Organisasi Kesehatan Dunia (WHO), yang ikut memimpin Covax, telah mendesak India untuk memulai kembali pasokan untuk program tersebut, terutama setelah mengirim sekitar empat juta dosis ke tetangga dan mitranya pada Oktober.

Berdasarkan persetujuan informal dari India, pejabat Covax telah mulai merencanakan alokasi tembakan Covishield untuk berbagai negara, kata salah satu sumber, yang keduanya menolak disebutkan namanya sambil menunggu kesepakatan akhir.

Covishield adalah versi berlisensi dari suntikan AstraZeneca yang dibuat oleh Serum Institute of India (SII), pembuat vaksin terbesar di dunia.

SII telah hampir empat kali lipat produksi Covishield hingga 240 juta dosis per bulan sejak April, ketika India menghentikan semua ekspor untuk menyuntik rakyatnya sendiri selama lonjakan kasus.

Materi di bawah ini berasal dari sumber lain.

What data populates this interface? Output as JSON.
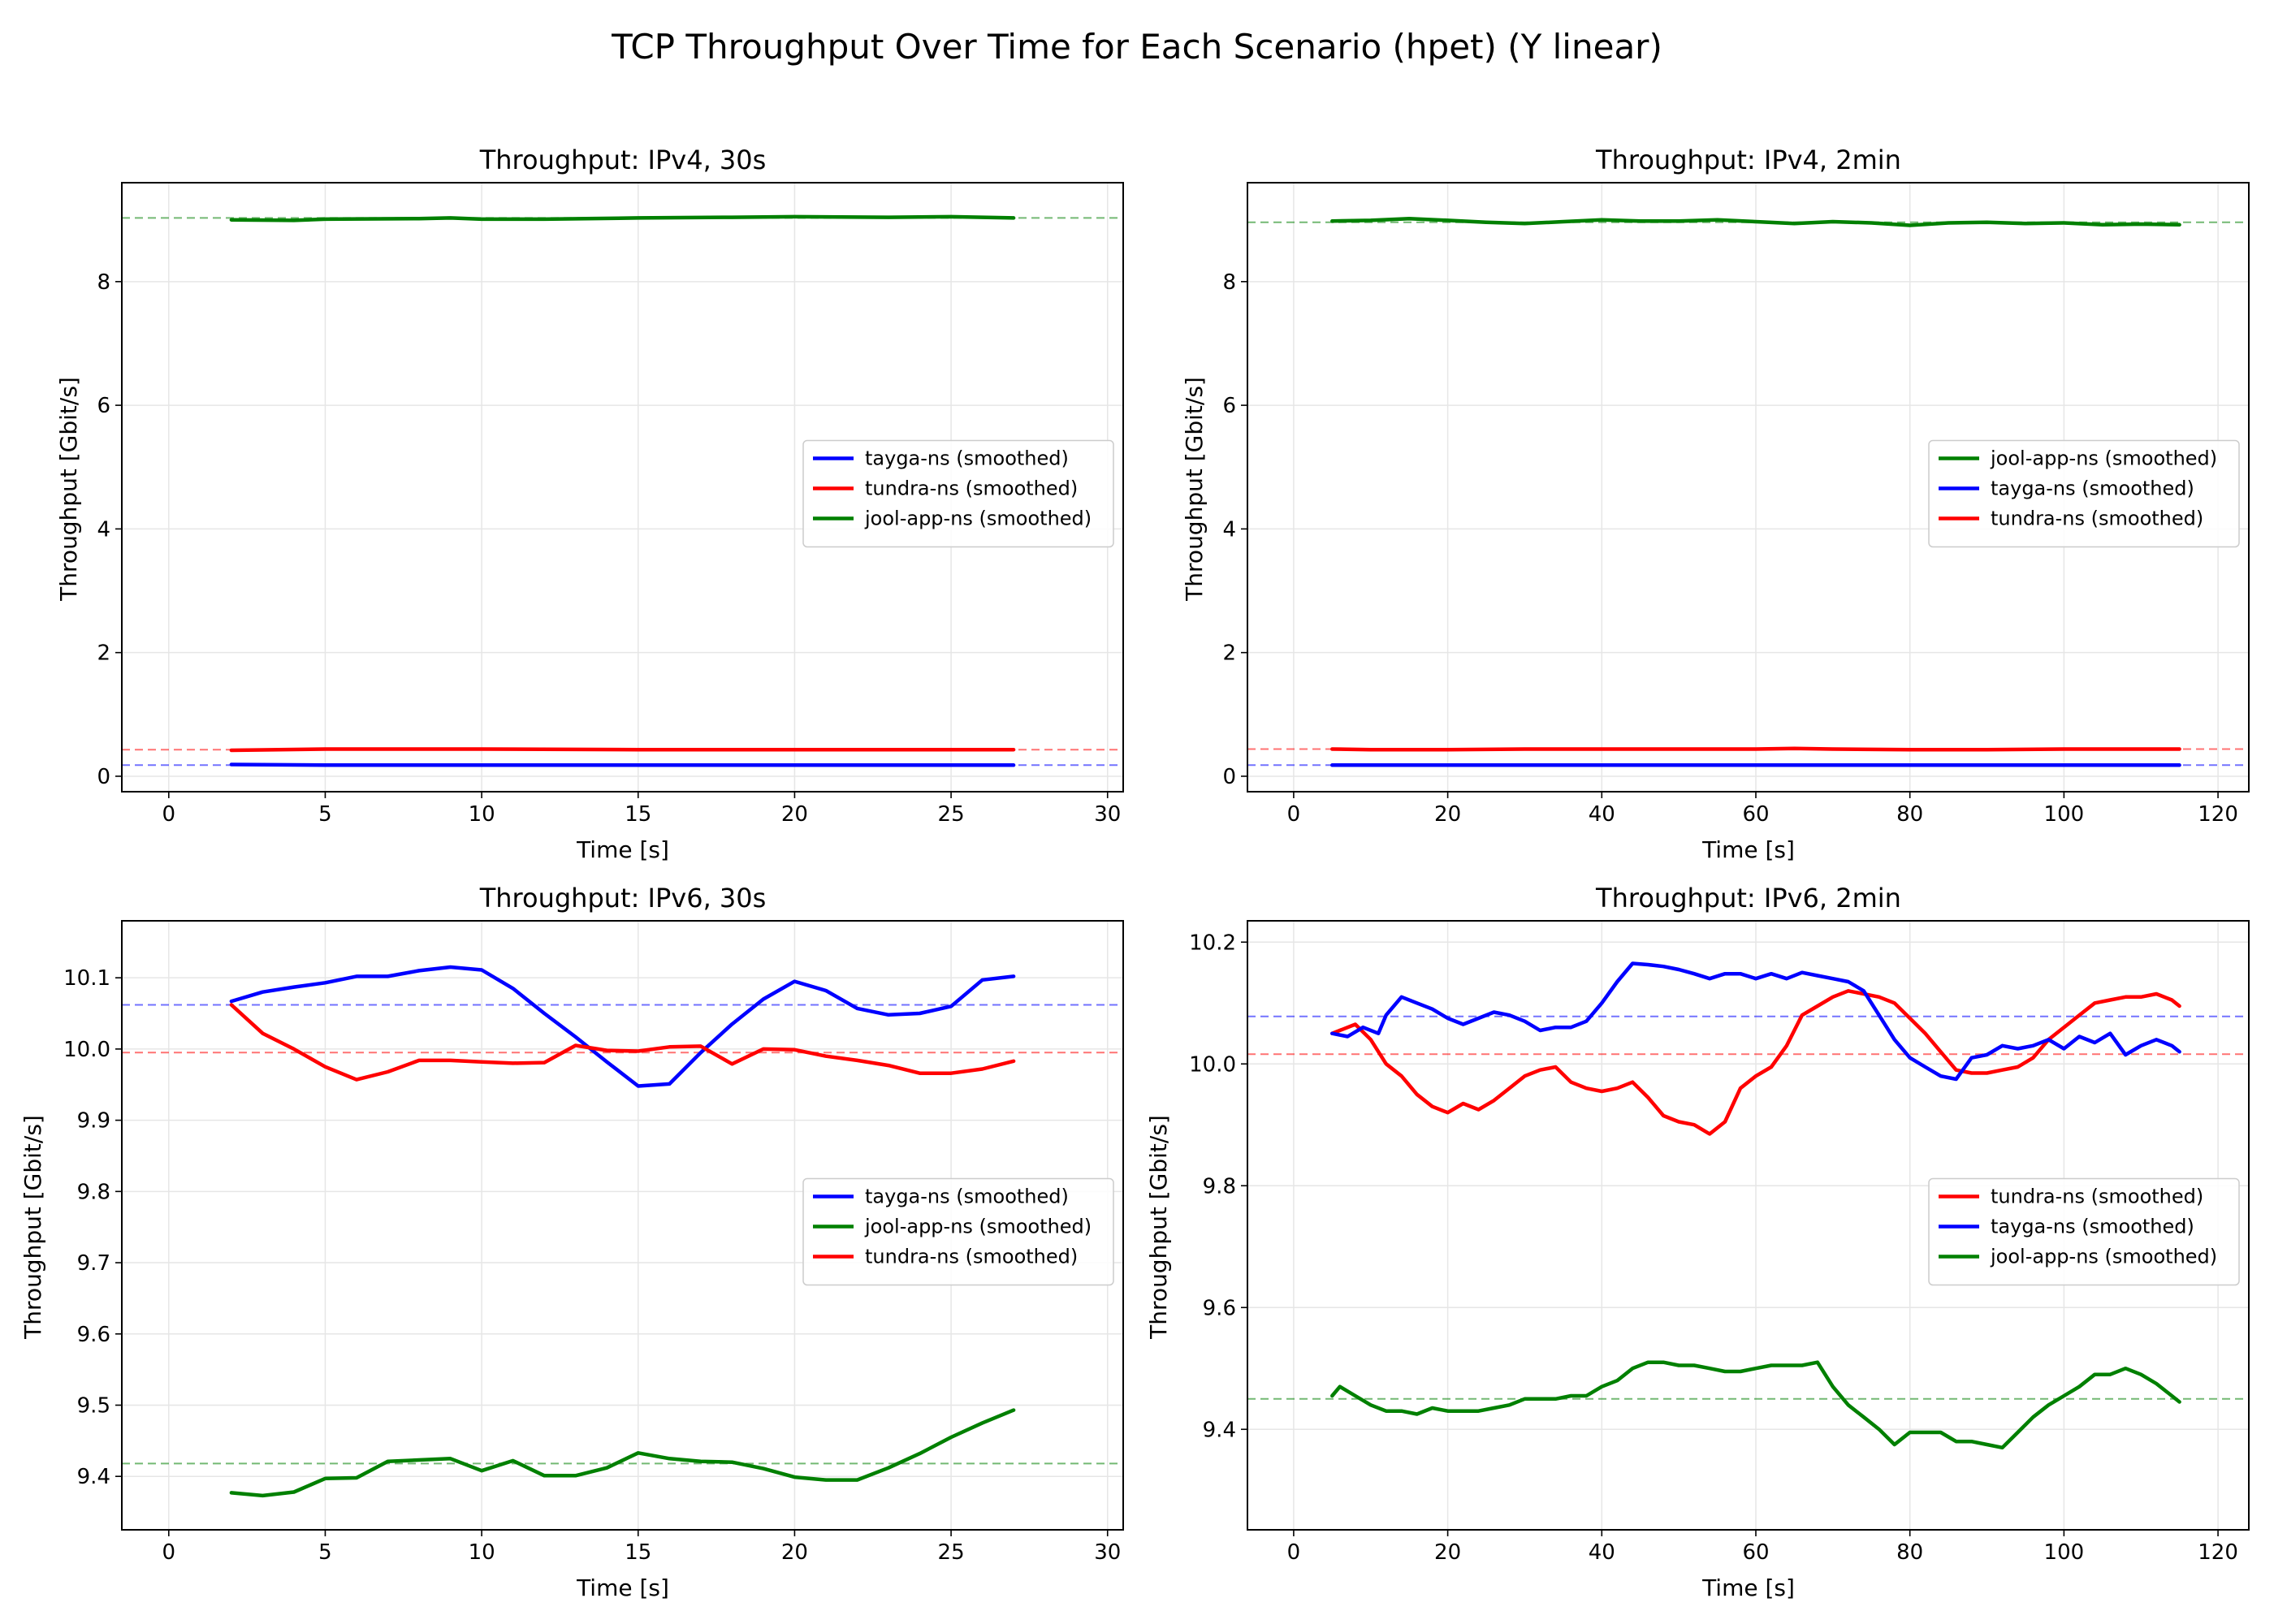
{
  "figure": {
    "title": "TCP Throughput Over Time for Each Scenario (hpet) (Y linear)"
  },
  "chart_data": [
    {
      "type": "line",
      "title": "Throughput: IPv4, 30s",
      "xlabel": "Time [s]",
      "ylabel": "Throughput [Gbit/s]",
      "xlim": [
        -1.5,
        30.5
      ],
      "ylim": [
        -0.25,
        9.6
      ],
      "xticks": [
        0,
        5,
        10,
        15,
        20,
        25,
        30
      ],
      "yticks": [
        0,
        2,
        4,
        6,
        8
      ],
      "grid": true,
      "legend_position": "center-right",
      "series": [
        {
          "name": "tayga-ns (smoothed)",
          "color": "#0000ff",
          "mean": 0.18,
          "x": [
            2,
            5,
            10,
            15,
            20,
            25,
            27
          ],
          "y": [
            0.19,
            0.18,
            0.18,
            0.18,
            0.18,
            0.18,
            0.18
          ]
        },
        {
          "name": "tundra-ns (smoothed)",
          "color": "#ff0000",
          "mean": 0.43,
          "x": [
            2,
            5,
            10,
            15,
            20,
            25,
            27
          ],
          "y": [
            0.42,
            0.44,
            0.44,
            0.43,
            0.43,
            0.43,
            0.43
          ]
        },
        {
          "name": "jool-app-ns (smoothed)",
          "color": "#008000",
          "mean": 9.03,
          "x": [
            2,
            4,
            5,
            8,
            9,
            10,
            12,
            15,
            18,
            20,
            23,
            25,
            27
          ],
          "y": [
            9.0,
            8.99,
            9.01,
            9.02,
            9.03,
            9.01,
            9.01,
            9.03,
            9.04,
            9.05,
            9.04,
            9.05,
            9.03
          ]
        }
      ]
    },
    {
      "type": "line",
      "title": "Throughput: IPv4, 2min",
      "xlabel": "Time [s]",
      "ylabel": "Throughput [Gbit/s]",
      "xlim": [
        -6,
        124
      ],
      "ylim": [
        -0.25,
        9.6
      ],
      "xticks": [
        0,
        20,
        40,
        60,
        80,
        100,
        120
      ],
      "yticks": [
        0,
        2,
        4,
        6,
        8
      ],
      "grid": true,
      "legend_position": "center-right",
      "series": [
        {
          "name": "jool-app-ns (smoothed)",
          "color": "#008000",
          "mean": 8.96,
          "x": [
            5,
            10,
            15,
            20,
            25,
            30,
            35,
            40,
            45,
            50,
            55,
            60,
            65,
            70,
            75,
            80,
            85,
            90,
            95,
            100,
            105,
            110,
            115
          ],
          "y": [
            8.98,
            8.99,
            9.02,
            8.99,
            8.96,
            8.94,
            8.97,
            9.0,
            8.98,
            8.98,
            9.0,
            8.97,
            8.94,
            8.97,
            8.95,
            8.91,
            8.95,
            8.96,
            8.94,
            8.95,
            8.92,
            8.93,
            8.92
          ]
        },
        {
          "name": "tayga-ns (smoothed)",
          "color": "#0000ff",
          "mean": 0.18,
          "x": [
            5,
            20,
            40,
            60,
            80,
            100,
            115
          ],
          "y": [
            0.18,
            0.18,
            0.18,
            0.18,
            0.18,
            0.18,
            0.18
          ]
        },
        {
          "name": "tundra-ns (smoothed)",
          "color": "#ff0000",
          "mean": 0.44,
          "x": [
            5,
            10,
            20,
            30,
            40,
            50,
            60,
            65,
            70,
            80,
            90,
            100,
            115
          ],
          "y": [
            0.44,
            0.43,
            0.43,
            0.44,
            0.44,
            0.44,
            0.44,
            0.45,
            0.44,
            0.43,
            0.43,
            0.44,
            0.44
          ]
        }
      ]
    },
    {
      "type": "line",
      "title": "Throughput: IPv6, 30s",
      "xlabel": "Time [s]",
      "ylabel": "Throughput [Gbit/s]",
      "xlim": [
        -1.5,
        30.5
      ],
      "ylim": [
        9.325,
        10.18
      ],
      "xticks": [
        0,
        5,
        10,
        15,
        20,
        25,
        30
      ],
      "yticks": [
        9.4,
        9.5,
        9.6,
        9.7,
        9.8,
        9.9,
        10.0,
        10.1
      ],
      "grid": true,
      "legend_position": "center-right",
      "series": [
        {
          "name": "tayga-ns (smoothed)",
          "color": "#0000ff",
          "mean": 10.062,
          "x": [
            2,
            3,
            4,
            5,
            6,
            7,
            8,
            9,
            10,
            11,
            12,
            13,
            14,
            15,
            16,
            17,
            18,
            19,
            20,
            21,
            22,
            23,
            24,
            25,
            26,
            27
          ],
          "y": [
            10.067,
            10.08,
            10.087,
            10.093,
            10.102,
            10.102,
            10.11,
            10.115,
            10.111,
            10.085,
            10.05,
            10.017,
            9.982,
            9.948,
            9.951,
            9.995,
            10.035,
            10.07,
            10.095,
            10.082,
            10.057,
            10.048,
            10.05,
            10.06,
            10.097,
            10.102
          ]
        },
        {
          "name": "jool-app-ns (smoothed)",
          "color": "#008000",
          "mean": 9.418,
          "x": [
            2,
            3,
            4,
            5,
            6,
            7,
            8,
            9,
            10,
            11,
            12,
            13,
            14,
            15,
            16,
            17,
            18,
            19,
            20,
            21,
            22,
            23,
            24,
            25,
            26,
            27
          ],
          "y": [
            9.377,
            9.373,
            9.378,
            9.397,
            9.398,
            9.421,
            9.423,
            9.425,
            9.408,
            9.422,
            9.401,
            9.401,
            9.412,
            9.433,
            9.425,
            9.421,
            9.42,
            9.411,
            9.399,
            9.395,
            9.395,
            9.412,
            9.432,
            9.455,
            9.475,
            9.493
          ]
        },
        {
          "name": "tundra-ns (smoothed)",
          "color": "#ff0000",
          "mean": 9.995,
          "x": [
            2,
            3,
            4,
            5,
            6,
            7,
            8,
            9,
            10,
            11,
            12,
            13,
            14,
            15,
            16,
            17,
            18,
            19,
            20,
            21,
            22,
            23,
            24,
            25,
            26,
            27
          ],
          "y": [
            10.062,
            10.022,
            10.0,
            9.975,
            9.957,
            9.968,
            9.984,
            9.984,
            9.982,
            9.98,
            9.981,
            10.005,
            9.998,
            9.997,
            10.003,
            10.004,
            9.979,
            10.0,
            9.999,
            9.99,
            9.984,
            9.977,
            9.966,
            9.966,
            9.972,
            9.983
          ]
        }
      ]
    },
    {
      "type": "line",
      "title": "Throughput: IPv6, 2min",
      "xlabel": "Time [s]",
      "ylabel": "Throughput [Gbit/s]",
      "xlim": [
        -6,
        124
      ],
      "ylim": [
        9.235,
        10.235
      ],
      "xticks": [
        0,
        20,
        40,
        60,
        80,
        100,
        120
      ],
      "yticks": [
        9.4,
        9.6,
        9.8,
        10.0,
        10.2
      ],
      "grid": true,
      "legend_position": "center-right",
      "series": [
        {
          "name": "tundra-ns (smoothed)",
          "color": "#ff0000",
          "mean": 10.016,
          "x": [
            5,
            8,
            10,
            12,
            14,
            16,
            18,
            20,
            22,
            24,
            26,
            28,
            30,
            32,
            34,
            36,
            38,
            40,
            42,
            44,
            46,
            48,
            50,
            52,
            54,
            56,
            58,
            60,
            62,
            64,
            66,
            68,
            70,
            72,
            74,
            76,
            78,
            80,
            82,
            84,
            86,
            88,
            90,
            92,
            94,
            96,
            98,
            100,
            102,
            104,
            106,
            108,
            110,
            112,
            114,
            115
          ],
          "y": [
            10.05,
            10.065,
            10.04,
            10.0,
            9.98,
            9.95,
            9.93,
            9.92,
            9.935,
            9.925,
            9.94,
            9.96,
            9.98,
            9.99,
            9.995,
            9.97,
            9.96,
            9.955,
            9.96,
            9.97,
            9.945,
            9.915,
            9.905,
            9.9,
            9.885,
            9.905,
            9.96,
            9.98,
            9.995,
            10.03,
            10.08,
            10.095,
            10.11,
            10.12,
            10.115,
            10.11,
            10.1,
            10.075,
            10.05,
            10.02,
            9.99,
            9.985,
            9.985,
            9.99,
            9.995,
            10.01,
            10.04,
            10.06,
            10.08,
            10.1,
            10.105,
            10.11,
            10.11,
            10.115,
            10.105,
            10.095
          ]
        },
        {
          "name": "tayga-ns (smoothed)",
          "color": "#0000ff",
          "mean": 10.078,
          "x": [
            5,
            7,
            9,
            11,
            12,
            14,
            16,
            18,
            20,
            22,
            24,
            26,
            28,
            30,
            32,
            34,
            36,
            38,
            40,
            42,
            44,
            46,
            48,
            50,
            52,
            54,
            56,
            58,
            60,
            62,
            64,
            66,
            68,
            70,
            72,
            74,
            76,
            78,
            80,
            82,
            84,
            86,
            88,
            90,
            92,
            94,
            96,
            98,
            100,
            102,
            104,
            106,
            108,
            110,
            112,
            114,
            115
          ],
          "y": [
            10.05,
            10.045,
            10.06,
            10.05,
            10.08,
            10.11,
            10.1,
            10.09,
            10.075,
            10.065,
            10.075,
            10.085,
            10.08,
            10.07,
            10.055,
            10.06,
            10.06,
            10.07,
            10.1,
            10.135,
            10.165,
            10.163,
            10.16,
            10.155,
            10.148,
            10.14,
            10.148,
            10.148,
            10.14,
            10.148,
            10.14,
            10.15,
            10.145,
            10.14,
            10.135,
            10.12,
            10.08,
            10.04,
            10.01,
            9.995,
            9.98,
            9.975,
            10.01,
            10.015,
            10.03,
            10.025,
            10.03,
            10.04,
            10.025,
            10.045,
            10.035,
            10.05,
            10.015,
            10.03,
            10.04,
            10.03,
            10.02
          ]
        },
        {
          "name": "jool-app-ns (smoothed)",
          "color": "#008000",
          "mean": 9.45,
          "x": [
            5,
            6,
            8,
            10,
            12,
            14,
            16,
            18,
            20,
            22,
            24,
            26,
            28,
            30,
            32,
            34,
            36,
            38,
            40,
            42,
            44,
            46,
            48,
            50,
            52,
            54,
            56,
            58,
            60,
            62,
            64,
            66,
            68,
            70,
            72,
            74,
            76,
            78,
            80,
            82,
            84,
            86,
            88,
            90,
            92,
            94,
            96,
            98,
            100,
            102,
            104,
            106,
            108,
            110,
            112,
            114,
            115
          ],
          "y": [
            9.455,
            9.47,
            9.455,
            9.44,
            9.43,
            9.43,
            9.425,
            9.435,
            9.43,
            9.43,
            9.43,
            9.435,
            9.44,
            9.45,
            9.45,
            9.45,
            9.455,
            9.455,
            9.47,
            9.48,
            9.5,
            9.51,
            9.51,
            9.505,
            9.505,
            9.5,
            9.495,
            9.495,
            9.5,
            9.505,
            9.505,
            9.505,
            9.51,
            9.47,
            9.44,
            9.42,
            9.4,
            9.375,
            9.395,
            9.395,
            9.395,
            9.38,
            9.38,
            9.375,
            9.37,
            9.395,
            9.42,
            9.44,
            9.455,
            9.47,
            9.49,
            9.49,
            9.5,
            9.49,
            9.475,
            9.455,
            9.445
          ]
        }
      ]
    }
  ]
}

“Perlu ada konfirmasi pesanan pembelian ke SII, pelabelan dan pengepakan, izin ekspor yang diberikan untuk setiap pengiriman ini,” kata sumber itu. “Jadi pengiriman pertama, dengan asumsi pemerintah India memberikan otorisasi ekspor, tidak akan terjadi sampai beberapa minggu dari sekarang.”

SII, Kementerian Kesehatan dan WHO tidak segera menanggapi permintaan komentar.

Kementerian mengatakan dalam sebuah pernyataan pada hari sebelumnya bahwa negara bagian India memiliki lebih dari 159 juta dosis berbagai vaksin yang tidak digunakan, karena inokulasi telah melambat setelah 79 persen dari 944 juta orang dewasa di negara itu mendapat satu dosis dan 37 persen mendapat dua dosis.

Kepala eksekutif SII Adar Poonawalla mengatakan kepada Reuters bulan lalu bahwa perusahaan dapat mengirim 20 juta hingga 30 juta dosis sebulan ke Covax pada November dan Desember, yang akan meningkat menjadi “volume besar” mulai Januari setelah kebutuhan India sendiri terpenuhi.

Kepala WHO Tedros Adhanom Ghebreyesus mengatakan pada hari Jumat bahwa Covax memiliki uang dan kontrak untuk membeli vaksin untuk negara-negara berpenghasilan rendah tetapi “produsen belum memainkan peran mereka”.

Covax pada September memangkas target pengiriman 2021 hampir 30 persen menjadi 1,425 miliar dosis.